1 tablespoon canola, olive, or vegetable oil
1 pound ground beef
1 large yellow onion, peeled and diced small
1 large carrot, peeled and diced small
1 large clove garlic, lightly crushed, peeled, and finely chopped
2 tablespoons all-purpose or instant-blending flour
1½ cups beef broth
½ cup whole milk
Salt and whole black pepper in a mill
8 ounces (½ of a 1 pound box) elbow macaroni
1½ cups (about 5½ ounces) shredded extra-sharp cheddar
1. Put 3 quarts of water on to boil in a heavy-bottomed 4-5-quart pot over high heat. Position rack in center of the oven and preheat it to 350° F. Meanwhile, warm the oil in a large, deep skillet over medium heat. Raise the heat to medium-high, crumble in the beef, and lightly brown it until it has lost its raw, red color but isn't cooked through, about 2-3 minutes. Do this in batches if necessary to keep from crowding the pan. Remove the beef with a slotted spoon.
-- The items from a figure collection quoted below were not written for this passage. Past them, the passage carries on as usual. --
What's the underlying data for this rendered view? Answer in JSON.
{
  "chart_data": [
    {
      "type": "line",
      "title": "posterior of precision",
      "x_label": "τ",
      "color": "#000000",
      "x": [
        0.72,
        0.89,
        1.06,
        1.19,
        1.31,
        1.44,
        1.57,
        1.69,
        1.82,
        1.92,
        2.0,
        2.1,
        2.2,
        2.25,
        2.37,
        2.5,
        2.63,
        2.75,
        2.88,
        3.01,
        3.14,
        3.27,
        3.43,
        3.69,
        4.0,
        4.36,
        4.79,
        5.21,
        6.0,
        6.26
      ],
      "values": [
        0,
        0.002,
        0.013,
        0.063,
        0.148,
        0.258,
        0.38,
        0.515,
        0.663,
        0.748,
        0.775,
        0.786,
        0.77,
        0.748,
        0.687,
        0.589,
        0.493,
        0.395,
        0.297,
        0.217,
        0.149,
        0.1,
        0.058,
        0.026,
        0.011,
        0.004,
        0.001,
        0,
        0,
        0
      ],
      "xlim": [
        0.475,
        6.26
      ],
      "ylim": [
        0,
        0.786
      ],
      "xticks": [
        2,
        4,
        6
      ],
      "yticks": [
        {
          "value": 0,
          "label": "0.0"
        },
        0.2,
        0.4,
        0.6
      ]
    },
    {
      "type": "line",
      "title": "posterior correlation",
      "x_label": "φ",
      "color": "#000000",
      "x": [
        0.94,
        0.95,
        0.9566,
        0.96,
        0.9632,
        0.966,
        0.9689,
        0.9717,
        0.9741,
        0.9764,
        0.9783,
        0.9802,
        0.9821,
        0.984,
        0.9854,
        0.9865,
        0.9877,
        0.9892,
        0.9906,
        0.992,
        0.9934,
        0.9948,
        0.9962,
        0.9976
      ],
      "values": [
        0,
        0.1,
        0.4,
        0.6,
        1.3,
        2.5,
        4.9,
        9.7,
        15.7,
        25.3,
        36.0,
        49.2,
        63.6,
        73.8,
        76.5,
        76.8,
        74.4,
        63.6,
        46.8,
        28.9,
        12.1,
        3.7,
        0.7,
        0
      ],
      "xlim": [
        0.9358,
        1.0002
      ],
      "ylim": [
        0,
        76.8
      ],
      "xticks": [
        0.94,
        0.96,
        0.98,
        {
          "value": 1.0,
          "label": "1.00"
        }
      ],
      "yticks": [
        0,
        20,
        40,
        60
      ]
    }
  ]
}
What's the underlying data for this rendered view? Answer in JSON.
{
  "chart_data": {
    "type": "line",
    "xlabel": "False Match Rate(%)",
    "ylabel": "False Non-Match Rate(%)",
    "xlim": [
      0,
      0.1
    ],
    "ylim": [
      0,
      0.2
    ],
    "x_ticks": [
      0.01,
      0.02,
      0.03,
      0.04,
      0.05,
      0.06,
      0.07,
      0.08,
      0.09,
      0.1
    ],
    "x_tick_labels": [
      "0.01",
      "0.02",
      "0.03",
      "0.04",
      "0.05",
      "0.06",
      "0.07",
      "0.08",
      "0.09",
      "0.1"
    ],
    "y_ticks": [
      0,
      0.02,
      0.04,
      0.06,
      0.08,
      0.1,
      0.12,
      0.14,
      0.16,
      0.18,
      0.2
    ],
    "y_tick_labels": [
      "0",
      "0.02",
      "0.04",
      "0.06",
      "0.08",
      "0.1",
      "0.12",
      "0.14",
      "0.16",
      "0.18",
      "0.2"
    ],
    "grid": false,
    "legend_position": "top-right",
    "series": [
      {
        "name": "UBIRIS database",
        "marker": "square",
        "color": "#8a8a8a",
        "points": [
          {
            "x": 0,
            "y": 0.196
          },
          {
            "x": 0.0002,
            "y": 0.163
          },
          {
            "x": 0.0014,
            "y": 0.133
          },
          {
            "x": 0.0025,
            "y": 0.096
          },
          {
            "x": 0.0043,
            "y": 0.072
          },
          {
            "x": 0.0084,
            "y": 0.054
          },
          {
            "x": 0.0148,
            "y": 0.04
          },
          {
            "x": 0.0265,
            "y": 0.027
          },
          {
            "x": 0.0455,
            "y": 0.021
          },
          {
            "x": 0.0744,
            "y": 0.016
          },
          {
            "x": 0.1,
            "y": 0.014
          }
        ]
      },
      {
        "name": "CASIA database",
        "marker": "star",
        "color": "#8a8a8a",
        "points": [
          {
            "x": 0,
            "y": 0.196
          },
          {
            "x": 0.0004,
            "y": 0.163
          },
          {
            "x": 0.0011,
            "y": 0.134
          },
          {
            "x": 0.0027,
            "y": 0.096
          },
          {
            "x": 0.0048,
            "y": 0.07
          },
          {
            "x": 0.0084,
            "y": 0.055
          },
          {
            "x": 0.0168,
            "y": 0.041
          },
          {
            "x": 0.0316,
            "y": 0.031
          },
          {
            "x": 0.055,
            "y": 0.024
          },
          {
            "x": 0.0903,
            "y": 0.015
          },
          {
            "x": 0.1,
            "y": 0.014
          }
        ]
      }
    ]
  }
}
2. If there's a lot of fat, spoon off all but 2 tablespoons and add the onion. Sauté until it's softened and beginning to color. Add the carrot and sauté 2 minutes longer. Add the garlic and stir until fragrant, about 15-20 seconds.
3. Sprinkle in the flour, stirring constantly, until it's bubbly and smooth, then slowly stir in the broth and milk. Cook, still stirring, until the sauce is bubbly and thick. Season to taste with salt, pepper, and Worcestershire, adjust the heat to a slow simmer, and cook 3-5 minutes, stirring occasionally. Return the beef to the pan, mix it into the sauce, and turn off the heat.
4. When the water is boiling, stir in a small handful of salt and the macaroni. Cook until softened but still not done (about half of cooking time recommended on box) . Meanwhile, butter a rectangular 2-quart casserole. Drain and add the macaroni to the prepared dish.
5. Add the beef and sauce mixture and 1 cup of the cheese. Gently toss to mix and level the top with a spatula. Sprinkle the remaining cheese evenly over the top and bake in the center of the oven until its bubbly at the center and the topping cheese is lightly browned, about 30 minutes. Let it settle 10 minutes before serving.